Pour moi, le dernier point qui est important dans un jeu, c’est la variété. Je vous l’ai dit plus haut, In den meisten schlagen drei Gameplay-Unterschiede vor. Un véritable coup de maître, car ils servent tous afin d’obtenir une meilleure narration. (Voix off de la petite fille et de l’homme d’âge mûr en bonus)

Dieses Gameplay ist interessant und ändert die Größe des Rhythmus, reißt die Wiederholungen ab. Honnêtement, on nous suggestrait les trois séparément dans trois jeux différents, ça ne marcherait pas. Car ils sont bien trop simples et/ou répétitifs. Mais dispersés ainsi pendant les quatre heures de jeu : comme par exemple les quelques dizaines de minutes à jouer la Petite Fille, à suivre son périple dans la maison, et bien c’est grisant. On revit un peu notre expérience d’enfant quand on se créait des histoires sur la base d’un bruit ou d’une image.

Pour la partie Chevalier, pareil, cela va apporter du rythme et de la gravité à la narration. Le Chevalier ist gewalttätig, rapide, il frappe sans réfléchir. Son monde est grausam! Auf dem letzten im Gameplay, mehr im Bild, schön und düster.

Il ya cet entre-deux, cet Homme d’Âge mûr qui va être le lien entre les autres gameplay. Ce personnage est plus habile que la Petite Fille et le Chevalier. Il reste cependant non armé (par choix, car hack! Il trouve une faux dans les 10 premières minutes, si ça, ce n’est pas une arme?). Cet homme va se balader dans le plus vaste des « mondes » du titre, et il est clairement la partie du jeu la plus complète. Une sorte de personnage principal autour duquel l’histoire tourne. Le ciment zwischen Chevalier und Petite Fille. Mais là encore, il en aurait fallu de peu pour que ce soit trop.

Clairement, ein neues Gameplay plus ohne Renouveler der Inhalt dieser Partie Aurait pu faire passer le titre de „très bon jeu“ à „ennuyeux“. Ce qu’il faut saluer chez Hidden Layer Game, es ist ein beliebtes Spiel, das die Limits de leur proposition et de faire en sorte de tenir l’histoire sur quatre petites heures enthält.

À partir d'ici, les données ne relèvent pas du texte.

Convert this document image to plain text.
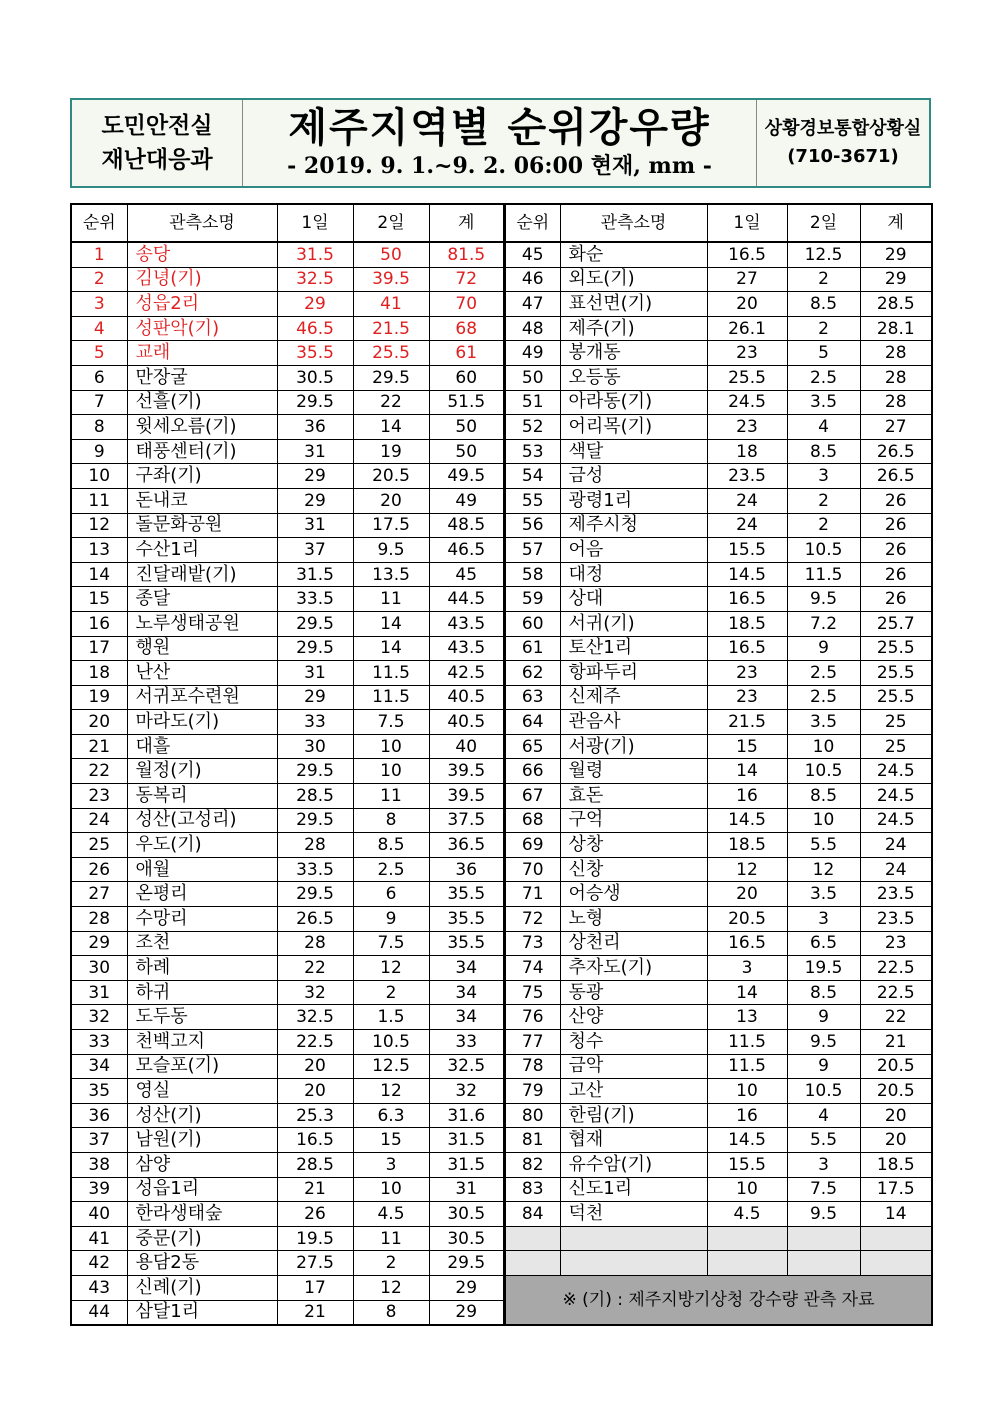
도민안전실
재난대응과
제주지역별 순위강우량
- 2019. 9. 1.~9. 2. 06:00 현재, mm -
상황경보통합상황실
(710-3671)
순위	관측소명	1일	2일	계
1	송당	31.5	50	81.5
2	김녕(기)	32.5	39.5	72
3	성읍2리	29	41	70
4	성판악(기)	46.5	21.5	68
5	교래	35.5	25.5	61
6	만장굴	30.5	29.5	60
7	선흘(기)	29.5	22	51.5
8	윗세오름(기)	36	14	50
9	태풍센터(기)	31	19	50
10	구좌(기)	29	20.5	49.5
11	돈내코	29	20	49
12	돌문화공원	31	17.5	48.5
13	수산1리	37	9.5	46.5
14	진달래밭(기)	31.5	13.5	45
15	종달	33.5	11	44.5
16	노루생태공원	29.5	14	43.5
17	행원	29.5	14	43.5
18	난산	31	11.5	42.5
19	서귀포수련원	29	11.5	40.5
20	마라도(기)	33	7.5	40.5
21	대흘	30	10	40
22	월정(기)	29.5	10	39.5
23	동복리	28.5	11	39.5
24	성산(고성리)	29.5	8	37.5
25	우도(기)	28	8.5	36.5
26	애월	33.5	2.5	36
27	온평리	29.5	6	35.5
28	수망리	26.5	9	35.5
29	조천	28	7.5	35.5
30	하례	22	12	34
31	하귀	32	2	34
32	도두동	32.5	1.5	34
33	천백고지	22.5	10.5	33
34	모슬포(기)	20	12.5	32.5
35	영실	20	12	32
36	성산(기)	25.3	6.3	31.6
37	남원(기)	16.5	15	31.5
38	삼양	28.5	3	31.5
39	성읍1리	21	10	31
40	한라생태숲	26	4.5	30.5
41	중문(기)	19.5	11	30.5
42	용담2동	27.5	2	29.5
43	신례(기)	17	12	29
44	삼달1리	21	8	29
순위	관측소명	1일	2일	계
45	화순	16.5	12.5	29
46	외도(기)	27	2	29
47	표선면(기)	20	8.5	28.5
48	제주(기)	26.1	2	28.1
49	봉개동	23	5	28
50	오등동	25.5	2.5	28
51	아라동(기)	24.5	3.5	28
52	어리목(기)	23	4	27
53	색달	18	8.5	26.5
54	금성	23.5	3	26.5
55	광령1리	24	2	26
56	제주시청	24	2	26
57	어음	15.5	10.5	26
58	대정	14.5	11.5	26
59	상대	16.5	9.5	26
60	서귀(기)	18.5	7.2	25.7
61	토산1리	16.5	9	25.5
62	항파두리	23	2.5	25.5
63	신제주	23	2.5	25.5
64	관음사	21.5	3.5	25
65	서광(기)	15	10	25
66	월령	14	10.5	24.5
67	효돈	16	8.5	24.5
68	구억	14.5	10	24.5
69	상창	18.5	5.5	24
70	신창	12	12	24
71	어승생	20	3.5	23.5
72	노형	20.5	3	23.5
73	상천리	16.5	6.5	23
74	추자도(기)	3	19.5	22.5
75	동광	14	8.5	22.5
76	산양	13	9	22
77	청수	11.5	9.5	21
78	금악	11.5	9	20.5
79	고산	10	10.5	20.5
80	한림(기)	16	4	20
81	협재	14.5	5.5	20
82	유수암(기)	15.5	3	18.5
83	신도1리	10	7.5	17.5
84	덕천	4.5	9.5	14

※ (기) : 제주지방기상청 강수량 관측 자료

L’aspect Technique pas si important, mais pourtant pas deçà du reste

Je vous le disais, graphiquement la partie Pixel Art est vraiment très bien travaillée. Mais il ya un autre point sur lequel j’aimerai persister tant il a été aussi très bien synchronisé et travaillé. Vous l’aurez compris, c’est la partie sonore. La musique accompagne toujours très justement l’action, sachant se faire discrète en dehors de ces phases. Elle montera dans le magistral quand cela sera nécessaire! Vous arrachant quelques larmes lors de la longue séquence de fin. (oui j’assume, j’ai larmoyé)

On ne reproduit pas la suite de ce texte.